Publié le 05.10.2018

Temps de lecture estimé : 7 minutes

Crime organisé » Drogues, pétrole, or, diamants, minerais, pillages, enlèvements, transport de migrants, taxes illégales… les sources de financement du terrorisme sont multiples. Un rapport très complet, cosigné par l’Organisation internationale de police criminelle Interpol et deux ONG, révèle désormais que la part la plus importante de ces revenus, estimés annuellement à plus d’un milliard de dollars en zone de guerre, est l’exploitation illicite de ressources naturelles.

«Le crime organisé sape de plus en plus la paix, la sécurité et le développement. C’est devenu un phénomène mondial, avec une convergence des conflits», déplore Mark Shaw, directeur de l’Initiative globale contre le crime organisé transnational, une ONG basée à Genève, cosignataire de l’Atlas mondial des flux illicites1.

Satellites et drones

L’étude identifie plus de mille routes empruntées pour la contrebande et d’autres trafics. Elle se base principalement sur des sources publiques, le renseignement criminel et des informations de terrain. «Dans certains cas, des images de satellites et de drones ont aussi été utilisées, par exemple pour observer des transports de pétrole, minerais, bois d’œuvre ou charbon de bois», nous explique Christian Nellemann, responsable du Centre norvégien pour analyses globales RHIPTO, l’autre ONG qui a participé à l’étude.

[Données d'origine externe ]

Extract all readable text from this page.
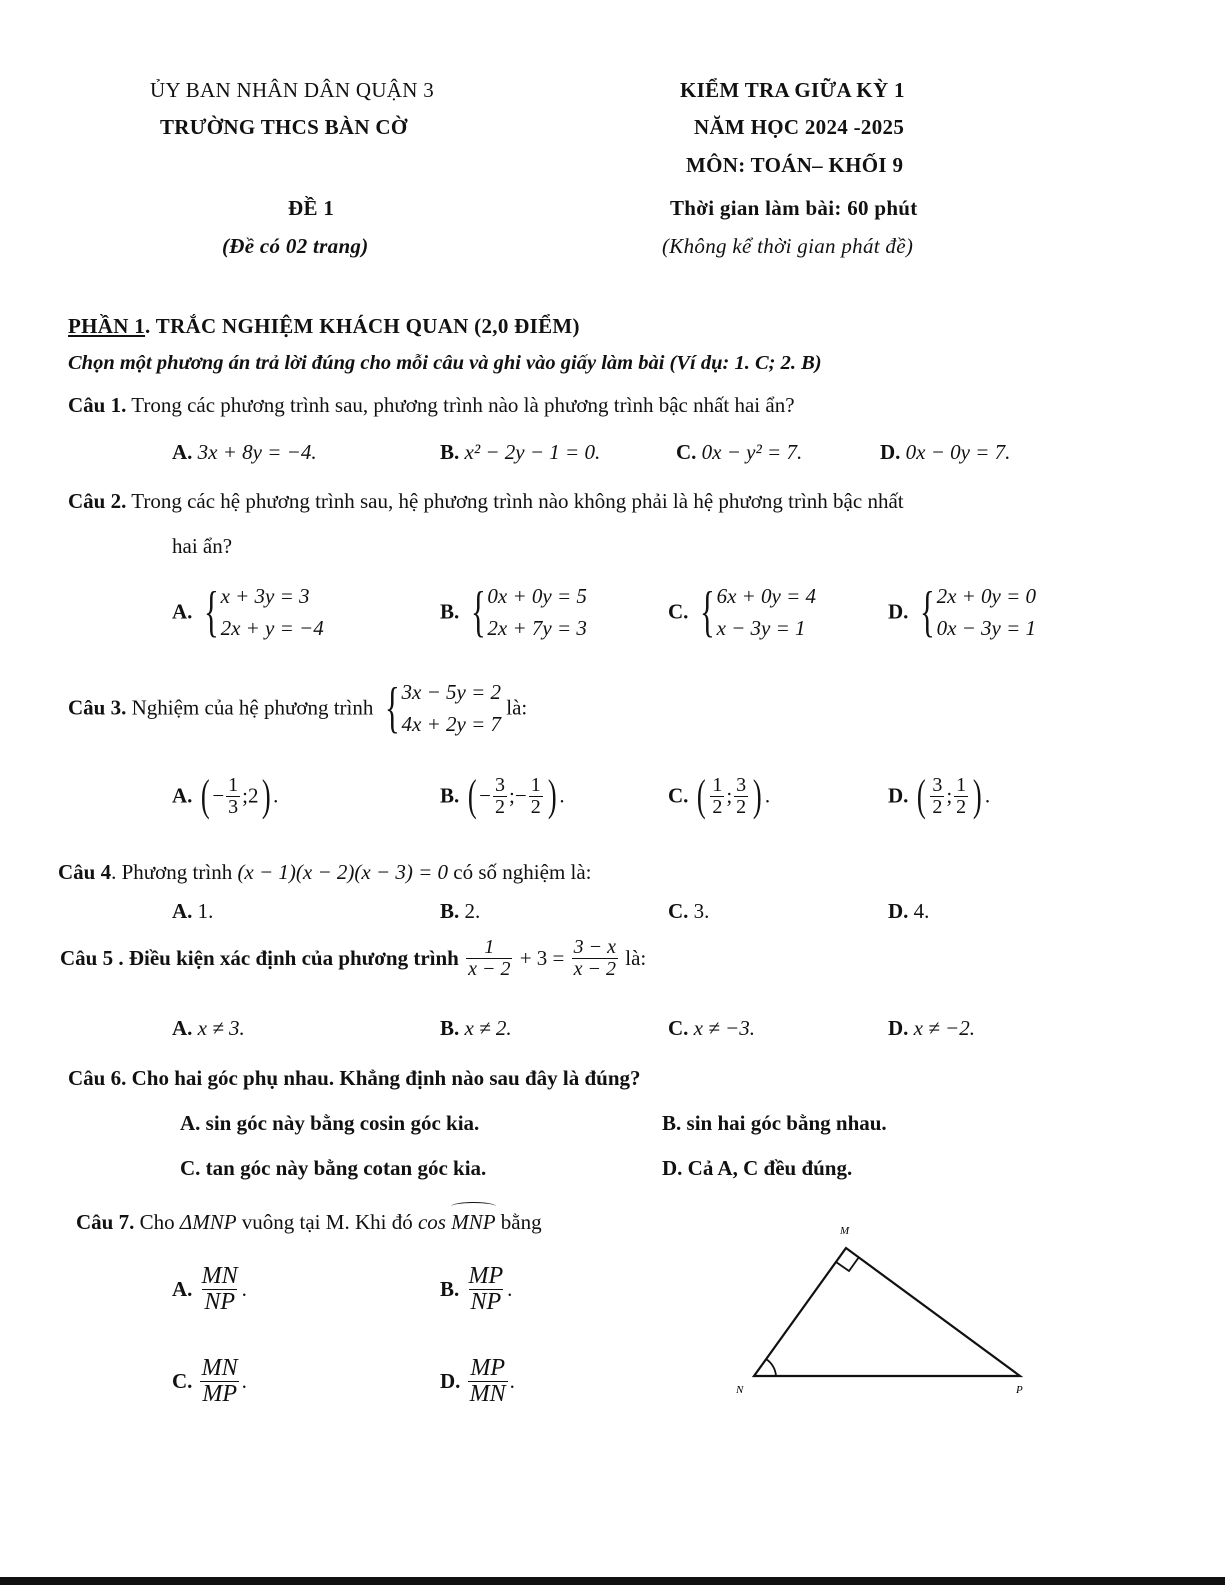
ỦY BAN NHÂN DÂN QUẬN 3
TRƯỜNG THCS BÀN CỜ
ĐỀ 1
(Đề có 02 trang)
KIỂM TRA GIỮA KỲ 1
NĂM HỌC 2024 -2025
MÔN: TOÁN– KHỐI 9
Thời gian làm bài: 60 phút
(Không kể thời gian phát đề)
PHẦN 1. TRẮC NGHIỆM KHÁCH QUAN (2,0 ĐIỂM)
Chọn một phương án trả lời đúng cho mỗi câu và ghi vào giấy làm bài (Ví dụ: 1. C; 2. B)
Câu 1. Trong các phương trình sau, phương trình nào là phương trình bậc nhất hai ẩn?
A. 3x + 8y = −4.	B. x² − 2y − 1 = 0.	C. 0x − y² = 7.	D. 0x − 0y = 7.
Câu 2. Trong các hệ phương trình sau, hệ phương trình nào không phải là hệ phương trình bậc nhất
hai ẩn?
A. { x + 3y = 3
2x + y = −4
B. { 0x + 0y = 5
2x + 7y = 3
C. { 6x + 0y = 4
x − 3y = 1
D. { 2x + 0y = 0
0x − 3y = 1
Câu 3. Nghiệm của hệ phương trình { 3x − 5y = 2
4x + 2y = 7
là:
A. ( − $\frac{1}{3}$ ;2) .	B. ( − $\frac{3}{2}$ ;− $\frac{1}{2}$ ) .	C. ( $\frac{1}{2}$ ; $\frac{3}{2}$ ) .	D. ( $\frac{3}{2}$ ; $\frac{1}{2}$ ) .
Câu 4. Phương trình (x − 1)(x − 2)(x − 3) = 0 có số nghiệm là:
A. 1.	B. 2.	C. 3.	D. 4.
Câu 5 . Điều kiện xác định của phương trình $\frac{1}{x - 2} + 3 = \frac{3 - x}{x - 2}$ là:
A. x ≠ 3.	B. x ≠ 2.	C. x ≠ −3.	D. x ≠ −2.
Câu 6. Cho hai góc phụ nhau. Khẳng định nào sau đây là đúng?
A. sin góc này bằng cosin góc kia.	B. sin hai góc bằng nhau.
C. tan góc này bằng cotan góc kia.	D. Cả A, C đều đúng.
Câu 7. Cho ΔMNP vuông tại M. Khi đó cos
MNP bằng
A. $\frac{MN}{NP}$ .	B. $\frac{MP}{NP}$ .
C. $\frac{MN}{MP}$ .	D. $\frac{MP}{MN}$ .
M
N	P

L’atlas prend en compte les sept principaux groupes rebelles et les insurgés de la République démocratique du Congo, totalisant 96 900 combattants à plein temps. La vente illicite et la taxation de ressources naturelles constituent aujourd’hui leur principal apport financier (38%), la drogue restant une importante source de revenu (28%).

Ressources naturelles

Ces ressources naturelles spoliées sont d’abord le pétrole et le gaz (20%), principale source de financement de Daech en 2014 et 2015. Mais aussi divers produits de l’exploitation minière illégale, or, diamants ou minerais. En Somalie, les islamistes radicaux shebab affiliés à al-Qaïda tirent dix millions de dollars par an de taxes illégales sur le charbon de bois. La déforestation, la pêche illégale et le commerce d’espèces sauvages sont aussi sources de profits. Cette criminalité environnementale est aggravée par son impact sur la nature et son coût pour les générations futures.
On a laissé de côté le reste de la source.